Это приятно скользнуло по опытному сердцу Ратова. Он вдруг подумал, что новый ученик, пусть всего лишь на первый взгляд, вполне достоин старого учителя.
– Думаю, – повторил Товаров, мгновенно смыв улыбку с лица, – Боюсь, уже давно нет той основы, которую следовало бы оберегать. Я слишком молод…, не обладаю ни опытом, ни привязанной к нему памятью, но одно лишь то, что ничего иного не приходит в голову…, то есть не за что зацепиться…, говорит, что нечему и приходить.
– Любопытно, – Ратов придвинулся ближе, чуть склонившись вперед в своем кресле, и не теряя вежливой доброжелательности на лице, тем не менее, ледяным, вдруг высохшим, взглядом теперь уже далеко не старческих, внимательных глаз уставился на Товарова.
Тот, однако, нисколько не смутился.
– Основа рухнула без какой-либо возможности реставрации 5 марта 1953-го года, – произнес он твердо, вновь безошибочно копируя настроение старика, – ее, эту основу, нашли не то на полу, не то в скомканной постели. С того момента начались имитации, более или менее точные. Их даже иной раз принимали за оригинал! Хотя, согласитесь, были и откровенно бездарные.
Он приподнял чашку с остывшим чаем, отпил глоток с горчинкой, и очень обаятельно, как-то даже по-детски трогательно, сморщился.

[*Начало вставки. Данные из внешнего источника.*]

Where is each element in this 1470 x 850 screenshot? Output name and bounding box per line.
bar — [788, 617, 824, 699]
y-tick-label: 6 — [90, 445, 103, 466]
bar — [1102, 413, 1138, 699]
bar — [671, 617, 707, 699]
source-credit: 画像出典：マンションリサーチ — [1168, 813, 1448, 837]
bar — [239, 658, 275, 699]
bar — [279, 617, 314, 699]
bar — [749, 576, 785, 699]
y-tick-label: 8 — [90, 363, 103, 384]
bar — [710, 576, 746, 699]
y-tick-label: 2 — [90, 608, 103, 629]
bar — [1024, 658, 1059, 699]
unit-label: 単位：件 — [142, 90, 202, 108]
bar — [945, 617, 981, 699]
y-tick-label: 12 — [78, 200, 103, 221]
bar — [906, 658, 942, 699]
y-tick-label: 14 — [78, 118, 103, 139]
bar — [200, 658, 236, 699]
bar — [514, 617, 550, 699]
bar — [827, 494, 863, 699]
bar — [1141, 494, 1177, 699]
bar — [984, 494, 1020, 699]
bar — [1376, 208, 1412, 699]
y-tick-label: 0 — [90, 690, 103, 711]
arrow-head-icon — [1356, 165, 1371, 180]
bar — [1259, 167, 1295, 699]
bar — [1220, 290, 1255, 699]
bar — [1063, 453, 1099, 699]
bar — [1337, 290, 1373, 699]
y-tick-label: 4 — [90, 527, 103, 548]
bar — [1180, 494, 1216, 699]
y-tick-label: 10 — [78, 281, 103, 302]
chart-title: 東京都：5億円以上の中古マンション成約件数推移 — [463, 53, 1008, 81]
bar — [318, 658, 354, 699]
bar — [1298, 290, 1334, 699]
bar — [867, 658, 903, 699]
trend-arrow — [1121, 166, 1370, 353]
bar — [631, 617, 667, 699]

Ратов милостиво кивнул, будто согласился с ощущением горького не то от глотка чая, не то от слов.
– Так стоит ли нарушать традицию? – вдруг спросил Товаров, но, не дождавшись ни малейшей реакции от старика, сам же себе и ответил, – Не стоит. Можно утерять и ее, единственное, что осталось. А вот объявить, возможно, даже грубую подделку оригиналом, по-моему, стоит. Новые поколения об оригинале знают из того же источника, который создает и подделки. Надо контролировать это. Может быть, даже более всего. Нужно объявить мифами истину и сделать мифы истиной. Звучит примитивно и прямо? Но кто разберется в том, что именно подделка, а что оригинал? Кто без нас, без авторов идеи? Следует осознать, что все это требует огромных средств и напряжения сил, а также и немалого времени. Бить надо в темечко…, в самое темечко…, пока оно еще мягкое, младенческое…, в самый родничок… А то зарастет и всё!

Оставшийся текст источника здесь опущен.